Fare la spesa cambia per sempre? A Ginevra apre il primo supermercato Migros senza personale

Ingresso del supermercato Migros senza personale a Ginevra con casse automatiche e clienti che fanno la spesa in autonomia.

Il supermercato Migros senza personale inaugurato a Ginevra segna una nuova tappa nell’evoluzione della grande distribuzione svizzera. Per la prima volta nella Svizzera romanda è infatti possibile fare la spesa la domenica e nei giorni festivi in un punto vendita completamente autonomo, senza cassieri né addetti alle vendite. Una novità che sta facendo discutere e che potrebbe rappresentare il modello dei supermercati del futuro.

Come funziona il nuovo supermercato Migros

Il nuovo punto vendita si trova nel quartiere di Vieusseux, a Ginevra, occupa una superficie di circa 300 metri quadrati e mette a disposizione oltre 5.000 prodotti di uso quotidiano.

Per entrare è sufficiente identificarsi utilizzando una carta Cumulus oppure una carta bancaria. Una volta all’interno, ogni cliente sceglie liberamente i prodotti desiderati e conclude gli acquisti alle casse automatiche. Il pagamento è possibile esclusivamente con strumenti elettronici: il contante non viene accettato.

Un negozio senza personale… ma non completamente

L’assenza di cassieri non significa che il supermercato sia privo di controlli.

Durante le aperture domenicali è presente un agente di sicurezza, mentre telecamere e sensori monitorano costantemente il punto vendita per rilevare eventuali problemi o situazioni di emergenza. Dal lunedì al sabato, invece, il negozio continua a funzionare normalmente con il personale presente.

Un progetto pilota che guarda al futuro

L’iniziativa rappresenta un progetto sperimentale di Migros. L’azienda intende raccogliere le impressioni dei clienti prima di decidere se estendere questo modello ad altri supermercati.
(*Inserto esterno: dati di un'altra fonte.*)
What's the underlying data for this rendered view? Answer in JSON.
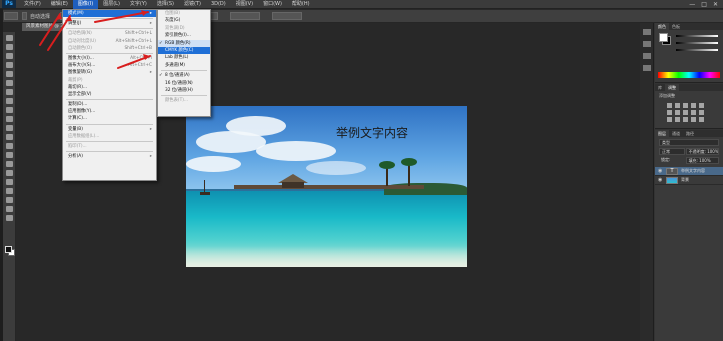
{
  "menubar": {
    "logo": "Ps",
    "items": [
      "文件(F)",
      "编辑(E)",
      "图像(I)",
      "图层(L)",
      "文字(Y)",
      "选择(S)",
      "滤镜(T)",
      "3D(D)",
      "视图(V)",
      "窗口(W)",
      "帮助(H)"
    ],
    "active_index": 2,
    "window_buttons": [
      "—",
      "□",
      "✕"
    ]
  },
  "options": {
    "auto_select": "自动选择"
  },
  "document_tab": "风景素材图片 @ 33.3%",
  "image_menu": {
    "rows": [
      {
        "label": "模式(M)",
        "shortcut": "",
        "submenu": true,
        "state": "highlight"
      },
      {
        "sep": true
      },
      {
        "label": "调整(J)",
        "shortcut": "",
        "submenu": true,
        "state": "normal"
      },
      {
        "sep": true
      },
      {
        "label": "自动色调(N)",
        "shortcut": "Shift+Ctrl+L",
        "state": "disabled"
      },
      {
        "label": "自动对比度(U)",
        "shortcut": "Alt+Shift+Ctrl+L",
        "state": "disabled"
      },
      {
        "label": "自动颜色(O)",
        "shortcut": "Shift+Ctrl+B",
        "state": "disabled"
      },
      {
        "sep": true
      },
      {
        "label": "图像大小(I)...",
        "shortcut": "Alt+Ctrl+I",
        "state": "normal"
      },
      {
        "label": "画布大小(S)...",
        "shortcut": "Alt+Ctrl+C",
        "state": "normal"
      },
      {
        "label": "图像旋转(G)",
        "shortcut": "",
        "submenu": true,
        "state": "normal"
      },
      {
        "label": "裁剪(P)",
        "shortcut": "",
        "state": "disabled"
      },
      {
        "label": "裁切(R)...",
        "shortcut": "",
        "state": "normal"
      },
      {
        "label": "显示全部(V)",
        "shortcut": "",
        "state": "normal"
      },
      {
        "sep": true
      },
      {
        "label": "复制(D)...",
        "shortcut": "",
        "state": "normal"
      },
      {
        "label": "应用图像(Y)...",
        "shortcut": "",
        "state": "normal"
      },
      {
        "label": "计算(C)...",
        "shortcut": "",
        "state": "normal"
      },
      {
        "sep": true
      },
      {
        "label": "变量(B)",
        "shortcut": "",
        "submenu": true,
        "state": "normal"
      },
      {
        "label": "应用数据组(L)...",
        "shortcut": "",
        "state": "disabled"
      },
      {
        "sep": true
      },
      {
        "label": "陷印(T)...",
        "shortcut": "",
        "state": "disabled"
      },
      {
        "sep": true
      },
      {
        "label": "分析(A)",
        "shortcut": "",
        "submenu": true,
        "state": "normal"
      }
    ]
  },
  "mode_menu": {
    "rows": [
      {
        "label": "位图(B)",
        "state": "disabled",
        "check": false
      },
      {
        "label": "灰度(G)",
        "state": "normal",
        "check": false
      },
      {
        "label": "双色调(D)",
        "state": "disabled",
        "check": false
      },
      {
        "label": "索引颜色(I)...",
        "state": "normal",
        "check": false
      },
      {
        "label": "RGB 颜色(R)",
        "state": "normal",
        "check": true
      },
      {
        "label": "CMYK 颜色(C)",
        "state": "highlight",
        "check": false
      },
      {
        "label": "Lab 颜色(L)",
        "state": "normal",
        "check": false
      },
      {
        "label": "多通道(M)",
        "state": "normal",
        "check": false
      },
      {
        "sep": true
      },
      {
        "label": "8 位/通道(A)",
        "state": "normal",
        "check": true
      },
      {
        "label": "16 位/通道(N)",
        "state": "normal",
        "check": false
      },
      {
        "label": "32 位/通道(H)",
        "state": "normal",
        "check": false
      },
      {
        "sep": true
      },
      {
        "label": "颜色表(T)...",
        "state": "disabled",
        "check": false
      }
    ]
  },
  "canvas": {
    "caption": "举例文字内容"
  },
  "panels": {
    "color_tabs": [
      "颜色",
      "色板"
    ],
    "adjust_tabs": [
      "库",
      "调整"
    ],
    "adjust_label": "添加调整",
    "layer_tabs": [
      "图层",
      "通道",
      "路径"
    ],
    "kind_label": "类型",
    "blend_mode": "正常",
    "opacity_label": "不透明度: 100%",
    "lock_label": "锁定:",
    "fill_label": "填充: 100%",
    "layers": [
      {
        "name": "举例文字内容",
        "type": "text",
        "selected": true
      },
      {
        "name": "背景",
        "type": "image",
        "selected": false
      }
    ]
  },
  "colors": {
    "menu_highlight": "#1f6fd6",
    "annotation_arrow": "#d81e1e"
  }
}
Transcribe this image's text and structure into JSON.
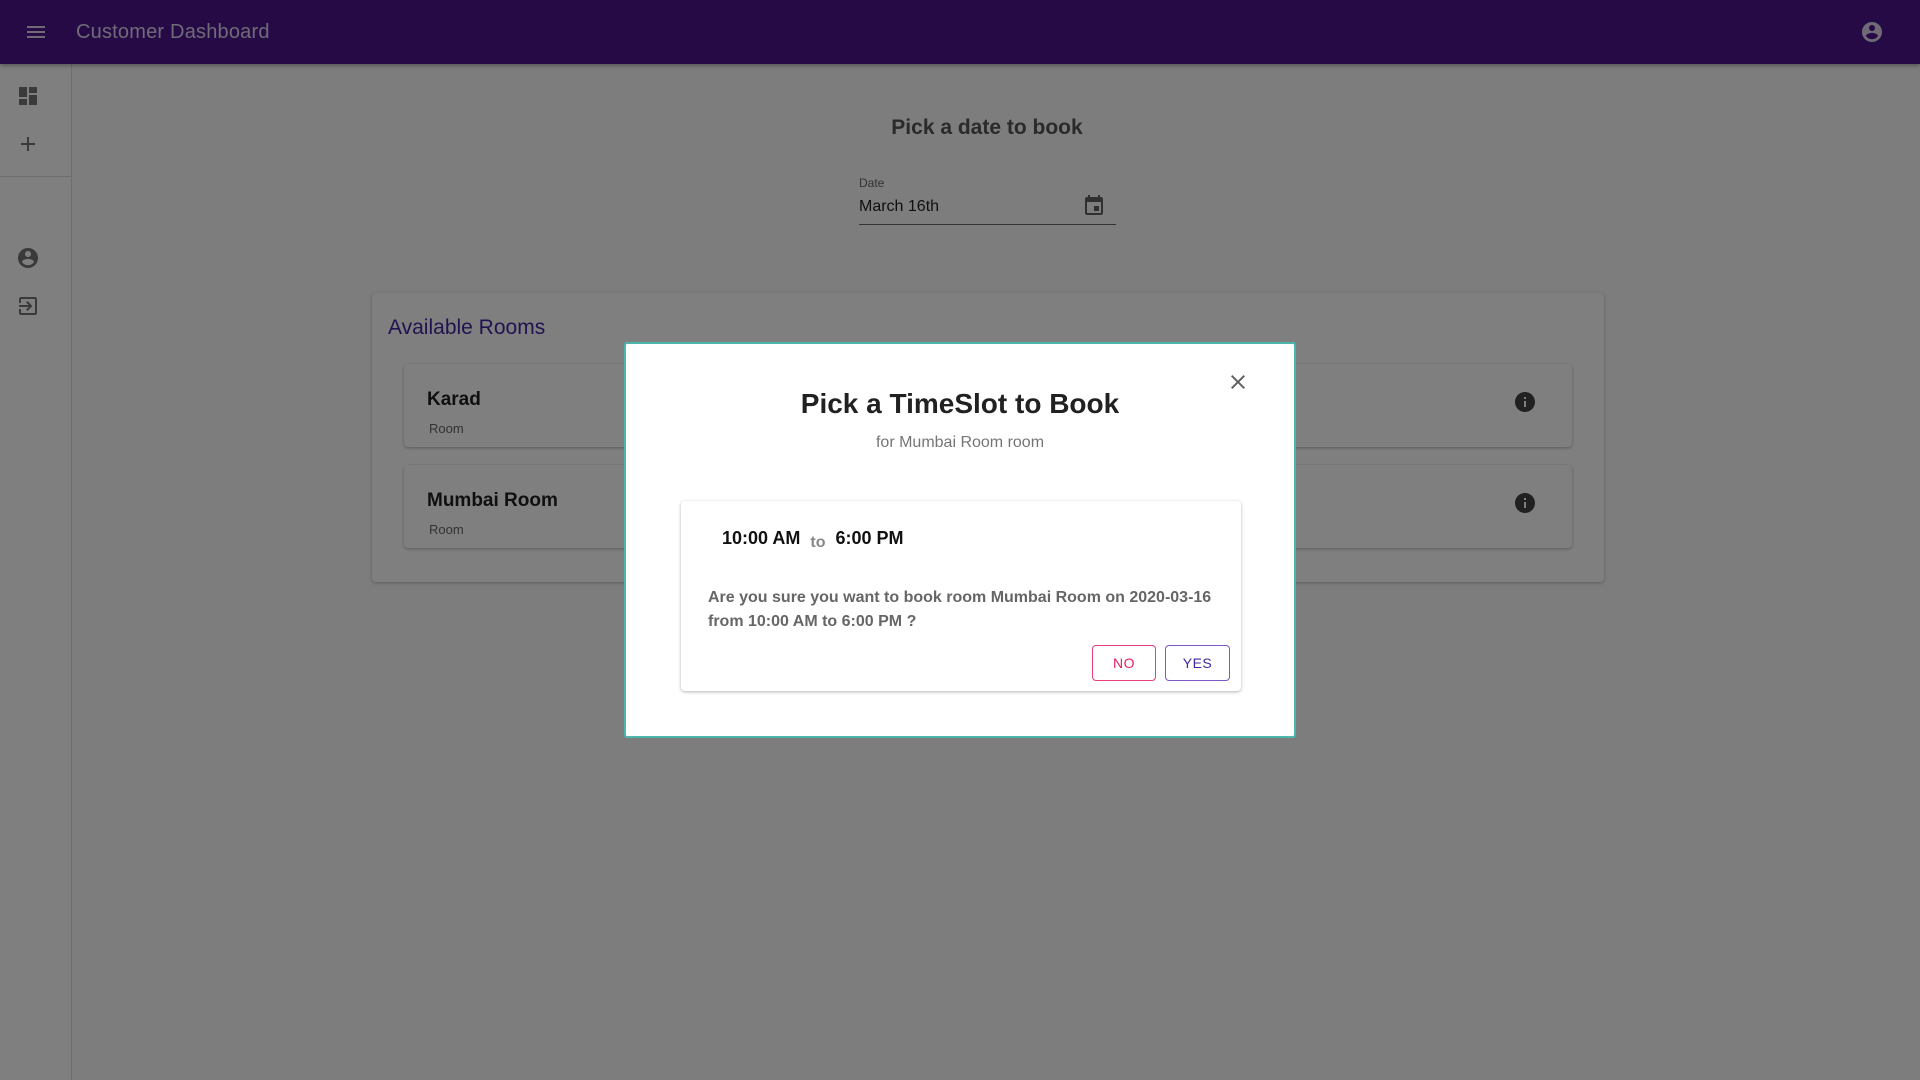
{
  "app": {
    "title": "Customer Dashboard",
    "colors": {
      "appbar": "#4a148c",
      "accent": "#4527a0",
      "secondary": "#e91e63",
      "dialog_border": "#4db6ac"
    }
  },
  "appbar": {
    "menu_icon": "menu-icon",
    "account_icon": "account-circle-icon"
  },
  "drawer": {
    "items": [
      {
        "icon": "dashboard-icon"
      },
      {
        "icon": "add-icon"
      },
      {
        "icon": "account-circle-icon"
      },
      {
        "icon": "logout-icon"
      }
    ]
  },
  "page": {
    "heading": "Pick a date to book",
    "date_field": {
      "label": "Date",
      "value": "March 16th",
      "icon": "calendar-icon"
    }
  },
  "rooms": {
    "title": "Available Rooms",
    "items": [
      {
        "name": "Karad",
        "type": "Room",
        "icon": "info-icon"
      },
      {
        "name": "Mumbai Room",
        "type": "Room",
        "icon": "info-icon"
      }
    ]
  },
  "dialog": {
    "title": "Pick a TimeSlot to Book",
    "subtitle": "for Mumbai Room room",
    "close_icon": "close-icon",
    "slot": {
      "start": "10:00 AM",
      "separator": "to",
      "end": "6:00 PM",
      "confirm_text": "Are you sure you want to book room Mumbai Room on 2020-03-16 from 10:00 AM to 6:00 PM ?",
      "no_label": "No",
      "yes_label": "Yes"
    }
  }
}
Esperienze simili sono già partite nella Svizzera tedesca. A Herisau, nel Canton Appenzello Esterno, Migros ha inaugurato un punto vendita che durante il giorno opera con il personale e, nelle ore serali, durante la notte e nei giorni festivi, diventa completamente self-service grazie a sistemi automatizzati di accesso e controllo.

Le reazioni tra curiosità e preoccupazioni

La novità ha attirato numerosi clienti desiderosi di provare questa nuova esperienza di acquisto. Molti hanno apprezzato la possibilità di fare la spesa anche quando i negozi tradizionali sono chiusi, mentre altri hanno evidenziato qualche difficoltà nell’utilizzo delle casse automatiche, soprattutto chi non è abituato ai sistemi digitali.
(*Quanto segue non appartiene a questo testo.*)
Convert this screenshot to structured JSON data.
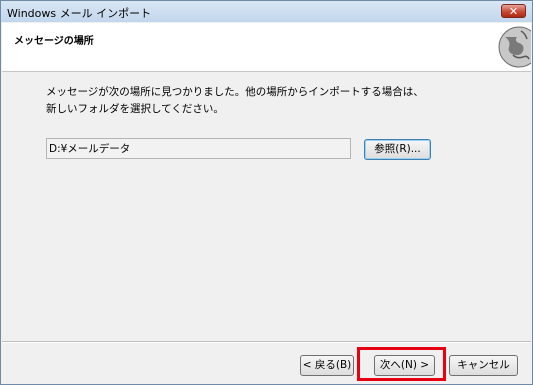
{
  "window": {
    "title": "Windows メール インポート",
    "close_label": "✕"
  },
  "header": {
    "title": "メッセージの場所",
    "icon": "globe-icon"
  },
  "main": {
    "description": "メッセージが次の場所に見つかりました。他の場所からインポートする場合は、新しいフォルダを選択してください。",
    "path_value": "D:¥メールデータ",
    "browse_label": "参照(R)..."
  },
  "footer": {
    "back_label": "< 戻る(B)",
    "next_label": "次へ(N) >",
    "cancel_label": "キャンセル"
  },
  "colors": {
    "highlight": "#e60012",
    "close_button": "#c94a36"
  }
}
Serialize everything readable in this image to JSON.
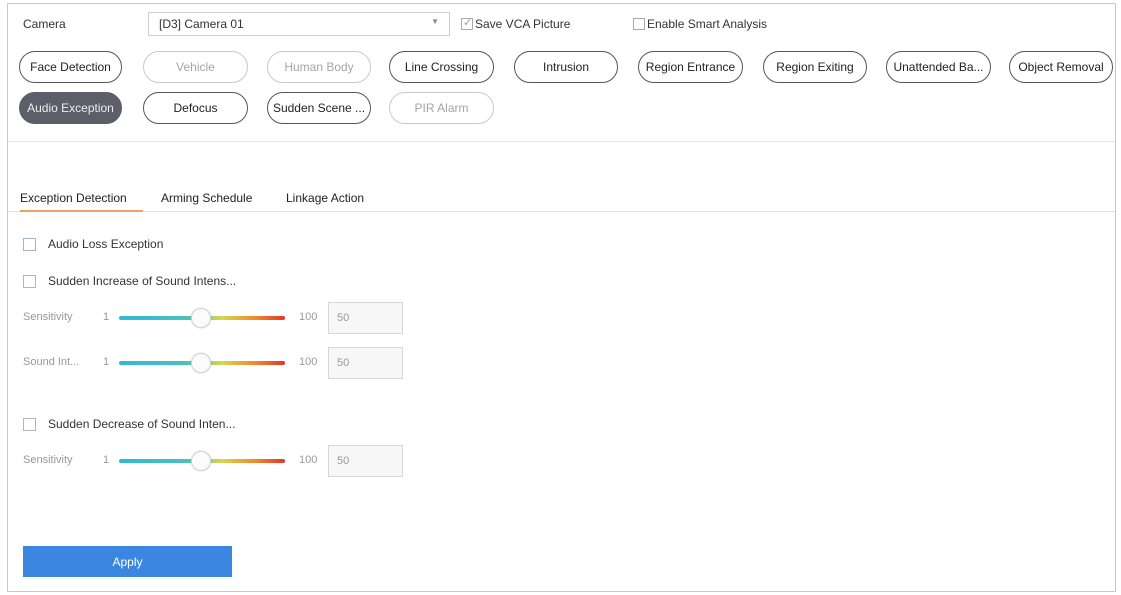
{
  "camera": {
    "label": "Camera",
    "selected": "[D3] Camera 01",
    "arrow_icon": "triangle-down-icon"
  },
  "options": {
    "save_vca": {
      "label": "Save VCA Picture",
      "checked": true
    },
    "smart_analysis": {
      "label": "Enable Smart Analysis",
      "checked": false
    }
  },
  "events": [
    {
      "label": "Face Detection",
      "state": "normal"
    },
    {
      "label": "Vehicle",
      "state": "disabled"
    },
    {
      "label": "Human Body",
      "state": "disabled"
    },
    {
      "label": "Line Crossing",
      "state": "normal"
    },
    {
      "label": "Intrusion",
      "state": "normal"
    },
    {
      "label": "Region Entrance",
      "state": "normal"
    },
    {
      "label": "Region Exiting",
      "state": "normal"
    },
    {
      "label": "Unattended Ba...",
      "state": "normal"
    },
    {
      "label": "Object Removal",
      "state": "normal"
    },
    {
      "label": "Audio Exception",
      "state": "active"
    },
    {
      "label": "Defocus",
      "state": "normal"
    },
    {
      "label": "Sudden Scene ...",
      "state": "normal"
    },
    {
      "label": "PIR Alarm",
      "state": "disabled"
    }
  ],
  "tabs": [
    {
      "label": "Exception Detection",
      "active": true
    },
    {
      "label": "Arming Schedule",
      "active": false
    },
    {
      "label": "Linkage Action",
      "active": false
    }
  ],
  "audio_loss": {
    "label": "Audio Loss Exception",
    "checked": false
  },
  "sudden_increase": {
    "label": "Sudden Increase of Sound Intens...",
    "checked": false,
    "sensitivity": {
      "label": "Sensitivity",
      "min": "1",
      "max": "100",
      "value": "50"
    },
    "sound_intensity": {
      "label": "Sound Int...",
      "min": "1",
      "max": "100",
      "value": "50"
    }
  },
  "sudden_decrease": {
    "label": "Sudden Decrease of Sound Inten...",
    "checked": false,
    "sensitivity": {
      "label": "Sensitivity",
      "min": "1",
      "max": "100",
      "value": "50"
    }
  },
  "apply_label": "Apply",
  "colors": {
    "active_pill": "#5e5e6b",
    "apply_button": "#3a86e0",
    "tab_underline": "#f0a060"
  }
}
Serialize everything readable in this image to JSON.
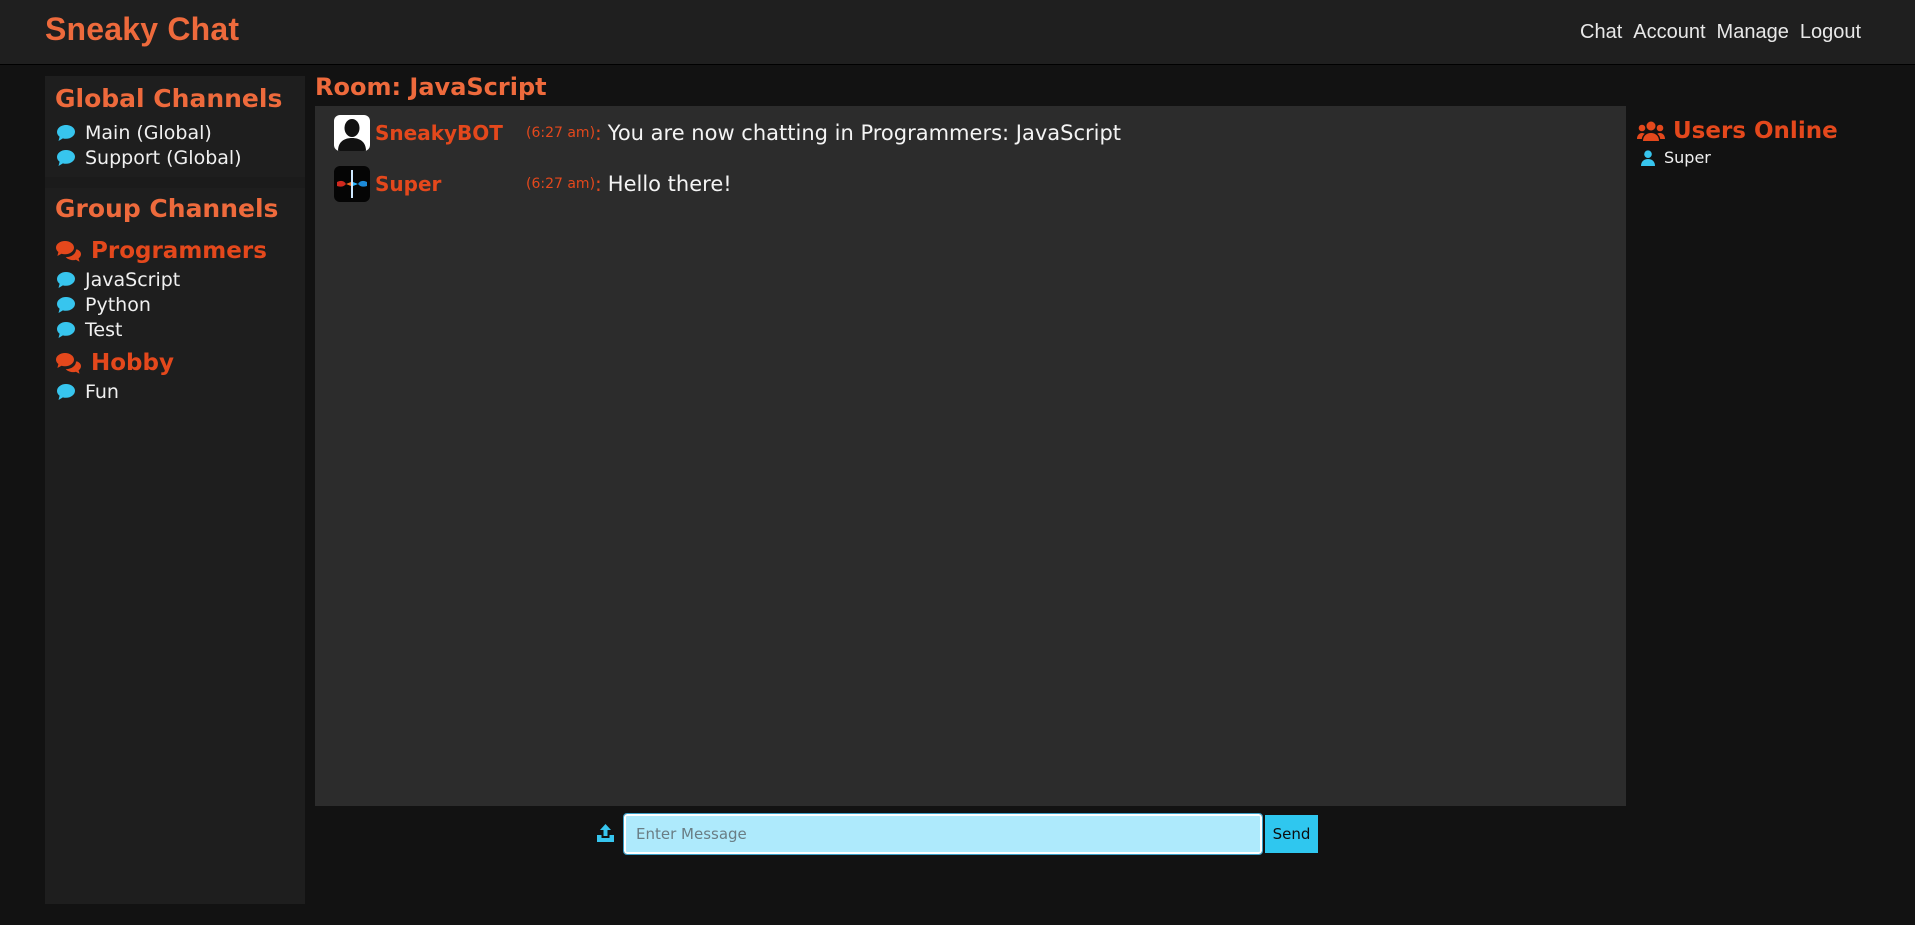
{
  "app": {
    "brand": "Sneaky Chat"
  },
  "nav": {
    "items": [
      "Chat",
      "Account",
      "Manage",
      "Logout"
    ]
  },
  "sidebar": {
    "global_title": "Global Channels",
    "global_channels": [
      "Main (Global)",
      "Support (Global)"
    ],
    "group_title": "Group Channels",
    "groups": [
      {
        "name": "Programmers",
        "channels": [
          "JavaScript",
          "Python",
          "Test"
        ]
      },
      {
        "name": "Hobby",
        "channels": [
          "Fun"
        ]
      }
    ]
  },
  "room": {
    "title": "Room: JavaScript",
    "messages": [
      {
        "user": "SneakyBOT",
        "time": "(6:27 am)",
        "colon": ":",
        "text": "You are now chatting in Programmers: JavaScript"
      },
      {
        "user": "Super",
        "time": "(6:27 am)",
        "colon": ":",
        "text": "Hello there!"
      }
    ]
  },
  "composer": {
    "placeholder": "Enter Message",
    "send_label": "Send"
  },
  "users_online": {
    "title": "Users Online",
    "users": [
      "Super"
    ]
  },
  "colors": {
    "brand": "#ee6a3c",
    "accent_red": "#e4481c",
    "accent_cyan": "#2fc7ef",
    "input_bg": "#aeeafc"
  },
  "icons": {
    "channel": "comment-icon",
    "group": "comments-icon",
    "upload": "upload-icon",
    "users": "users-icon",
    "user": "user-icon"
  }
}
Non sono mancate nemmeno le critiche dei sindacati, che temono una progressiva riduzione della presenza del personale nei punti vendita. Secondo le organizzazioni dei lavoratori, infatti, anche un supermercato automatizzato continua ad avere bisogno di dipendenti per il rifornimento degli scaffali, la gestione della merce e le attività svolte dietro le quinte.

Una tendenza destinata a crescere?

L’automazione del commercio è già una realtà in molti Paesi e la Svizzera continua a sperimentare nuove soluzioni per rispondere alle esigenze di una clientela che cerca maggiore flessibilità negli orari di acquisto.

Resta però aperta una domanda importante: fino a che punto la tecnologia potrà sostituire il rapporto umano senza modificare profondamente il ruolo dei lavoratori nel commercio?

Nei prossimi mesi saranno proprio i risultati del progetto pilota di Ginevra a indicare se questo modello diventerà sempre più diffuso anche in altre città svizzere.